The summer wave was part of a trend. Card testing has accelerated over the last few years as more businesses have moved online. Many are unfamiliar with the intricacies of ecommerce and have left themselves vulnerable to bad actors. Card testing attempts have spiked as a result—up more than 100x since 2019.
Verifying stolen cards
Card testing plays a crucial role in the process bad actors use to extract value from stolen credit card details. When they purchase a list of credit card details, they don’t know which cards are still active. Some might have been canceled and others might have expired. This makes it hard to know the real value of the list.
This is where card testing comes in.
Card testers create programs that automatically attempt to make a small payment with each card in a set, or to save it on a site as a validated payment source. Cards that are used or saved successfully can be sold to other bad actors who can use them to make larger purchases or manufacture counterfeit cards.
“Fraud in general is an ecosystem where you have different players that are doing different things in the value chain in order to ultimately make money,” said Will Megson, product lead for Radar.
Mass card testing is a problem for vendors and platforms aside from its role in abetting fraud. Vendors pay network fees for each transaction. These are small on a per-transaction basis, but add up when a site is suddenly used for thousands or even millions of card tests. Small merchants can go bankrupt due to card testing in just a few hours.
And that’s just the start. Even small card testing charges may be disputed by a cardholder, resulting in chargebacks which carry a host of costs for merchants: dispute fees, resolution fees, interchange fees, plus hours of work resolving it all. As a result, card networks can place merchants in high-risk categories, such as the Visa Fraud Monitoring Program or the Mastercard Excessive Fraud Merchant Compliance Program, which come with increased processing fees and merchant reserves.
“While these programs offer protective controls, they can be punitive,” said Megson.
The good news is that businesses can fight back with little effort on their part—Radar does the work for them.
In response to the card testing surge, Stripe engineers streamlined the flow of data from the Stripe network into Radar. This made it possible to launch upgraded models within an hour—accelerating a process that previously took a day or two and allowing Radar to adapt to fast-moving fraud trends.
“By leveraging Stripe’s machine learning and custom fraud rules, we've seen a decrease in our fraud rates and chargeback rates,” said Lourdes García, product manager at the online optical store Ben & Frank.
Stripe also built a new transaction-level card testing machine learning model. Doing so required developing new methods for accurately labeling card testing transactions, beyond the existing state of the art—a previously prohibitive step because card networks don’t provide card testing labels of any kind.
In addition to these machine learning improvements, Stripe introduced dozens of new rate limiters, which cap the number of requests the Stripe API will process in a short period of time.
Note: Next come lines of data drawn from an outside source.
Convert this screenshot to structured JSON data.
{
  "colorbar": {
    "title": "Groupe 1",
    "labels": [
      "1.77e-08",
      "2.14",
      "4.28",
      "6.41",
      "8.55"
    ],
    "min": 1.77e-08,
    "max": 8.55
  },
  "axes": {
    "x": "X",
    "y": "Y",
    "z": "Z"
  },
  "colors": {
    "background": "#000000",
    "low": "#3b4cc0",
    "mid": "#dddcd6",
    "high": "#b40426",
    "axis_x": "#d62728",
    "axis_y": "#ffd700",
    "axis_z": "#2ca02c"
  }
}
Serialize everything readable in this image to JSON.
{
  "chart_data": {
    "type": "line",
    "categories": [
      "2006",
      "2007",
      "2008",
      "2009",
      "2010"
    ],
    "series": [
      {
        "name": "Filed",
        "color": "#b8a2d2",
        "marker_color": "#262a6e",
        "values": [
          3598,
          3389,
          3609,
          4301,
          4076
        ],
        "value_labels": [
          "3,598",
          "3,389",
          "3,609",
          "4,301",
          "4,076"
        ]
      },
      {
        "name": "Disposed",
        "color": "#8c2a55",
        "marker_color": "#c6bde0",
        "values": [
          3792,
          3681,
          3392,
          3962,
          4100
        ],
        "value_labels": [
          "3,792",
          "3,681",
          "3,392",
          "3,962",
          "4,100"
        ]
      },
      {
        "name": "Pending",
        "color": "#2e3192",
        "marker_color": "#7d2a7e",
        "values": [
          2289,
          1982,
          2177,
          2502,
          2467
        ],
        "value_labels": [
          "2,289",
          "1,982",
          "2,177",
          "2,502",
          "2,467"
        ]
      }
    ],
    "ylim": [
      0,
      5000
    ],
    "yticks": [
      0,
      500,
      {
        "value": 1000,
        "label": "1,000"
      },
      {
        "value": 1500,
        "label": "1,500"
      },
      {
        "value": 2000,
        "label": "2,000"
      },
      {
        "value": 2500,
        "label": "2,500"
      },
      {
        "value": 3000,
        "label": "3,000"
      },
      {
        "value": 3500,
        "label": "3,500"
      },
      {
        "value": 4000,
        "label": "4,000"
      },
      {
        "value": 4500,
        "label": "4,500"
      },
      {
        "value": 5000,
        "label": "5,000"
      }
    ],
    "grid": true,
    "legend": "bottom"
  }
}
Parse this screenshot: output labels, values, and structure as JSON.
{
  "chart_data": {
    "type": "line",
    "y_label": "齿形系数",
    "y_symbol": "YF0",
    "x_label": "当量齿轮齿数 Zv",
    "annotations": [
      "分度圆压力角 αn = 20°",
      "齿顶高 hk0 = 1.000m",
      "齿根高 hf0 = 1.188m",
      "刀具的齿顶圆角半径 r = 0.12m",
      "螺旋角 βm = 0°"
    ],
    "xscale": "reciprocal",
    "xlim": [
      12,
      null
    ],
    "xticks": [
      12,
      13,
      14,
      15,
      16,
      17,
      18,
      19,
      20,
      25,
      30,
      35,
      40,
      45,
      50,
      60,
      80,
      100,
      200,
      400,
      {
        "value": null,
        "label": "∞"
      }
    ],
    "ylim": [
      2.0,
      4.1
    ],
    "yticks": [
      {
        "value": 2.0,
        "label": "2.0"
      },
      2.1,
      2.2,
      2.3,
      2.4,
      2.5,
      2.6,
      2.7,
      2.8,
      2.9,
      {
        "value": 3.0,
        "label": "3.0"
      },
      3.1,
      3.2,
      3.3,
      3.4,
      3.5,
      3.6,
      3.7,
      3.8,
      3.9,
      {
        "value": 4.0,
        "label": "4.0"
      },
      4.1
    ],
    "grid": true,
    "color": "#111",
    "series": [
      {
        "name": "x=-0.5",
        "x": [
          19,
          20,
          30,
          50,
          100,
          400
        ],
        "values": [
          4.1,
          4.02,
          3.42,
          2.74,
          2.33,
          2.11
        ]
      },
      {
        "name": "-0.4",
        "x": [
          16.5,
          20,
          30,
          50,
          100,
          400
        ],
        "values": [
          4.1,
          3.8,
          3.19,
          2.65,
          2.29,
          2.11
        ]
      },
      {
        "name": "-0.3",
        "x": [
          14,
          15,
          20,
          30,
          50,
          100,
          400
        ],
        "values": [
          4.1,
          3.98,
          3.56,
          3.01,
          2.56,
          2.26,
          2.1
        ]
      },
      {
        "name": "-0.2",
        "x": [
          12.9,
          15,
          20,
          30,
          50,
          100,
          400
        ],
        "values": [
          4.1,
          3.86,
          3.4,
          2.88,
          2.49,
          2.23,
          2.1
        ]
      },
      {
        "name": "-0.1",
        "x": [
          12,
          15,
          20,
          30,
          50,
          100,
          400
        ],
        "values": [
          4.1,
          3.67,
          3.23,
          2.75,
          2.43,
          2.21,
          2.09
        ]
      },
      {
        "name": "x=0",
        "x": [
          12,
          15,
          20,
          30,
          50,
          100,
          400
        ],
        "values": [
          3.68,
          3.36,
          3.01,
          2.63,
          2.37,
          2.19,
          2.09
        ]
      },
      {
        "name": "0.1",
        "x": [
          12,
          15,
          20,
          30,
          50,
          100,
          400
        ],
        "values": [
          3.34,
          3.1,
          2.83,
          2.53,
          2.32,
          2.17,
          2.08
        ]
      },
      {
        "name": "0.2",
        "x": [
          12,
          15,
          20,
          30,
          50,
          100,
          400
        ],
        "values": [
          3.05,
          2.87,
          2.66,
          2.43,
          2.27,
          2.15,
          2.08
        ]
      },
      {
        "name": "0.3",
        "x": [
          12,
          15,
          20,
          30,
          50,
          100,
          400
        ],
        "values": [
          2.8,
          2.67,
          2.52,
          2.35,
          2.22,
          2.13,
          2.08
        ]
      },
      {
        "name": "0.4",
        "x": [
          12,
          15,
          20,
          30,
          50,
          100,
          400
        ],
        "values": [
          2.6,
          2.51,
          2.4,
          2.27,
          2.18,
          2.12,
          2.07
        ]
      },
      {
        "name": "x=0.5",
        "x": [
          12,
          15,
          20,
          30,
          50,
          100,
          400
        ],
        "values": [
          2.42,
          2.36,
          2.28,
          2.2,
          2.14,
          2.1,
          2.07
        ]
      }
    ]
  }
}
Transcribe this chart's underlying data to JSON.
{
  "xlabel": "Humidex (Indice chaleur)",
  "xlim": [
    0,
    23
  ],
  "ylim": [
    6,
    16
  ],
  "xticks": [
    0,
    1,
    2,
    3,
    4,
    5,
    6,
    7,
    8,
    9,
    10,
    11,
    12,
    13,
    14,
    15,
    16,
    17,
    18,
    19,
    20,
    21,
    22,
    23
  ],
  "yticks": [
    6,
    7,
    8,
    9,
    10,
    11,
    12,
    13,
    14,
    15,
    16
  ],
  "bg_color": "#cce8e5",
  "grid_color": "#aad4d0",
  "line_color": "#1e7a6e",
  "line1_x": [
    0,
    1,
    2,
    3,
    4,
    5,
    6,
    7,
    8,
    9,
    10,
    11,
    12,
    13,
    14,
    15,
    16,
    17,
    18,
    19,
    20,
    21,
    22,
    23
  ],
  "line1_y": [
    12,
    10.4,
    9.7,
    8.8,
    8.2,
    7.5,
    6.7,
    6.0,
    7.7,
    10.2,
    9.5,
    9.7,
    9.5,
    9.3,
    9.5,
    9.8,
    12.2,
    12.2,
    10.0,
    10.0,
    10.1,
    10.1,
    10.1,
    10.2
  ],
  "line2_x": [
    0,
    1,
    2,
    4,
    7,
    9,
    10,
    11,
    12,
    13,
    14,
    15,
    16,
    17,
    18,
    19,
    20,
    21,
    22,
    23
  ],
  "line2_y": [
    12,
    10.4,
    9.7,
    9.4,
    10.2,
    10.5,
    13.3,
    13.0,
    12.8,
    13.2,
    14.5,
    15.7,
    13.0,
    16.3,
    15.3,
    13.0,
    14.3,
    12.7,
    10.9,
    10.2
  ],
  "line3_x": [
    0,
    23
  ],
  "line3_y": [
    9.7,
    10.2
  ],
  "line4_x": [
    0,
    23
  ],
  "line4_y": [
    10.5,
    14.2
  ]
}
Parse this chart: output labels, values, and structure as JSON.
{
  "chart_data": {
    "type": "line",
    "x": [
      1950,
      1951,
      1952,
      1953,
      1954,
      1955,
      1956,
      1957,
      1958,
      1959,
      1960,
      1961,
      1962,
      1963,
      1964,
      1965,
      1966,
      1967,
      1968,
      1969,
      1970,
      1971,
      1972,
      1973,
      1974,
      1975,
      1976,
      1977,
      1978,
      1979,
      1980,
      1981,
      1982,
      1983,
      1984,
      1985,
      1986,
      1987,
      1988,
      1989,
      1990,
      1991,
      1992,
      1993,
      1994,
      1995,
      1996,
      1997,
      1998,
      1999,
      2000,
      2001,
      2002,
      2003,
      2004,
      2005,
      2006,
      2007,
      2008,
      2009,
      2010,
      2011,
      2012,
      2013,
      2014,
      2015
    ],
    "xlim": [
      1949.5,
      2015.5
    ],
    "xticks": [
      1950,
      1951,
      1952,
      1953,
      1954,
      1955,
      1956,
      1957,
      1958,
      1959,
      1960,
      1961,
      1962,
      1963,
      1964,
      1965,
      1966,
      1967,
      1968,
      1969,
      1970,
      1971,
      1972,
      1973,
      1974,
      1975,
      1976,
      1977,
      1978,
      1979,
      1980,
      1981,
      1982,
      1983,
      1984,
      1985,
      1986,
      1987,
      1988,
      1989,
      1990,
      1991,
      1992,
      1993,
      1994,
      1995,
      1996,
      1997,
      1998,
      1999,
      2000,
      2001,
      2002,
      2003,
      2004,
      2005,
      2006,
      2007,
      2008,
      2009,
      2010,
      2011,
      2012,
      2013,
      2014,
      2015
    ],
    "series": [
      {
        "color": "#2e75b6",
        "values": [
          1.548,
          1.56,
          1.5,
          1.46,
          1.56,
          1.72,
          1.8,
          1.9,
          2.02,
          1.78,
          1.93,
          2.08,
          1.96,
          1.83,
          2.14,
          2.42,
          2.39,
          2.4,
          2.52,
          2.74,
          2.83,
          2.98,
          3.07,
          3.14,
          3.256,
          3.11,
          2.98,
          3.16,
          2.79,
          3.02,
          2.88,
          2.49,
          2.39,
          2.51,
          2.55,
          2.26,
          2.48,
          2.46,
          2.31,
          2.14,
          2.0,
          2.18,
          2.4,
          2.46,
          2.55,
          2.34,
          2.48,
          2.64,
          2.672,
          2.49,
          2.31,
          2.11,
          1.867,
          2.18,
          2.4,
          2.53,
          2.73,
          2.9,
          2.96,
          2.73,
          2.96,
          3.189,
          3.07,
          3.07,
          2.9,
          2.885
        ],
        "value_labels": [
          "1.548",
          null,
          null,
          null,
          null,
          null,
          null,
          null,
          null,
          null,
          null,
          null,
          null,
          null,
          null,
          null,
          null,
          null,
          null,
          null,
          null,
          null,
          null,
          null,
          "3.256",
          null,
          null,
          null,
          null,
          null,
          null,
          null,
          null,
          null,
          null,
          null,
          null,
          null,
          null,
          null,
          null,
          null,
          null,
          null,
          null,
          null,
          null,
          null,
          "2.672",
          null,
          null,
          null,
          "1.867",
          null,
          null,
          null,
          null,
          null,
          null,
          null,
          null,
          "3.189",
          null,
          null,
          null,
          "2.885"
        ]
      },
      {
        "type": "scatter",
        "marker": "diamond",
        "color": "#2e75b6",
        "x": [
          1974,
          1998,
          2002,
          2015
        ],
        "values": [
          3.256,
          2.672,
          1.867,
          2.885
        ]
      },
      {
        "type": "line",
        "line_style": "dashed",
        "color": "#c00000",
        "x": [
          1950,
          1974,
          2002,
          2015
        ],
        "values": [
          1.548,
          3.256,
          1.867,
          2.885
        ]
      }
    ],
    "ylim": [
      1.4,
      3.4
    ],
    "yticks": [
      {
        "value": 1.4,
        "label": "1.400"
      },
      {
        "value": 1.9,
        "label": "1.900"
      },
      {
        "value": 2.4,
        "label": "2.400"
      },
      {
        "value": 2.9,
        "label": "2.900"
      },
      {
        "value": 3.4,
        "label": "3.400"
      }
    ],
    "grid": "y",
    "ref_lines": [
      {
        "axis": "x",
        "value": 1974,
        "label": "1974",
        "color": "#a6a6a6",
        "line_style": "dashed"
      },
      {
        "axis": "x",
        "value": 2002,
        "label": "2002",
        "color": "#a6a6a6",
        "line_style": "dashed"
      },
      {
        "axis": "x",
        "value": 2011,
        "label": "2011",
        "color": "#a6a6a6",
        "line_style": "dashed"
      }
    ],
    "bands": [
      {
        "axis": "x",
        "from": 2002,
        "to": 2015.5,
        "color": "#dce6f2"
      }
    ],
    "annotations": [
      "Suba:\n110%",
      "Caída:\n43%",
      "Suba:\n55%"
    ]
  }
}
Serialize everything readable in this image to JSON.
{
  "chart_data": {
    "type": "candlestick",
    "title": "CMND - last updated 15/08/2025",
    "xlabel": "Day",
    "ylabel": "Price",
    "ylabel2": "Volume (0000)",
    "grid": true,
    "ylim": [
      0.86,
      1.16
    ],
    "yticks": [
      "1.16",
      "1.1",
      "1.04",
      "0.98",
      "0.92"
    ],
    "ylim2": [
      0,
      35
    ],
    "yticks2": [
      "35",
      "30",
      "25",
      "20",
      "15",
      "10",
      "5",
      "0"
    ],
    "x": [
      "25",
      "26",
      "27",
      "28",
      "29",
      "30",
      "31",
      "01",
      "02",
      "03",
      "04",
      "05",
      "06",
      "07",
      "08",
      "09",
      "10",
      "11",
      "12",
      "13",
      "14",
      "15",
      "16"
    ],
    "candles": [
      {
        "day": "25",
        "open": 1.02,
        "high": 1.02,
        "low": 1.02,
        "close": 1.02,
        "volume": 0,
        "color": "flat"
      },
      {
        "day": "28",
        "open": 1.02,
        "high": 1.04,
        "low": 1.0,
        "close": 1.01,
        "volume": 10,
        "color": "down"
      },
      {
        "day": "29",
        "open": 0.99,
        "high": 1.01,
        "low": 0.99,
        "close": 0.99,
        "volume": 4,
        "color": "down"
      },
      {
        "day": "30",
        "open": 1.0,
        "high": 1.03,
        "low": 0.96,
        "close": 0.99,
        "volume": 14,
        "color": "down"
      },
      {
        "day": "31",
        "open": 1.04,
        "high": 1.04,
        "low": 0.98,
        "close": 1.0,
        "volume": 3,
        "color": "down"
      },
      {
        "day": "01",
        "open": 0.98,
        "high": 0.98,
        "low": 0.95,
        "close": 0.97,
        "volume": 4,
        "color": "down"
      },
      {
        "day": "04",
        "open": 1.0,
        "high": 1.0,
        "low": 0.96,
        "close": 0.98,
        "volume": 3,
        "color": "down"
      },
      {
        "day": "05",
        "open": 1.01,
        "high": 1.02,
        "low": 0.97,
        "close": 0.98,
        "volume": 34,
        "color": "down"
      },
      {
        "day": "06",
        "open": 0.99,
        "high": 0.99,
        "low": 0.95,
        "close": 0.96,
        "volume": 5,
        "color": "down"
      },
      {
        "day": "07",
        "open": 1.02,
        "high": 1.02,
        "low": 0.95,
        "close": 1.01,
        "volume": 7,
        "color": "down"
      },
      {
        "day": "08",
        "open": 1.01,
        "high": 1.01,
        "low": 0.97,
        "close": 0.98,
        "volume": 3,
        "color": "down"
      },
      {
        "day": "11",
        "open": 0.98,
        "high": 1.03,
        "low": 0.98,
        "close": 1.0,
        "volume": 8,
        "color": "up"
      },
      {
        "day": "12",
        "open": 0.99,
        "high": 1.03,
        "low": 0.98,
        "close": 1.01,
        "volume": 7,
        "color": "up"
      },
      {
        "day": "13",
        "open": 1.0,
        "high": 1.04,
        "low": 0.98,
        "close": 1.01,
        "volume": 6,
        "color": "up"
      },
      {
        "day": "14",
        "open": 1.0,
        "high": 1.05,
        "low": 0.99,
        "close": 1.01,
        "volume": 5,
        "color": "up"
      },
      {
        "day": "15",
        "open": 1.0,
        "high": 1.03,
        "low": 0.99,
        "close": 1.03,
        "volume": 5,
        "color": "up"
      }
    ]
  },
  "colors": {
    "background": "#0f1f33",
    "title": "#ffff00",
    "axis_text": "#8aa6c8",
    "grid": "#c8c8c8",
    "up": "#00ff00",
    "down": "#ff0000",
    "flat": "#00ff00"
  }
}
This step alone has blocked nearly 40 million card testing transactions this year.
“We’re getting much smarter about monitoring how card testing scripts interact with merchants,” said Megson.
Blocking more attacks
The results have been encouraging. So far this year, Radar has blocked an additional 400 million fraudulent transactions, cutting the number of card testing attacks that slip through in half—without increasing the rate at which legitimate transactions are misidentified as fraud.
“We were on the cusp of losing the ability to process payments due to the number of fraudulent transactions. That’s when we started using Radar, which allowed us to programmatically fight fraud and institute fine-grained ways to fight back against card testers,” said Matt Maier, CEO of AdBlock.
Stripe continues to invest in Radar by combining innovations in machine learning with real-world lessons from the fight against card testing. As card testing evolves, Radar will, too.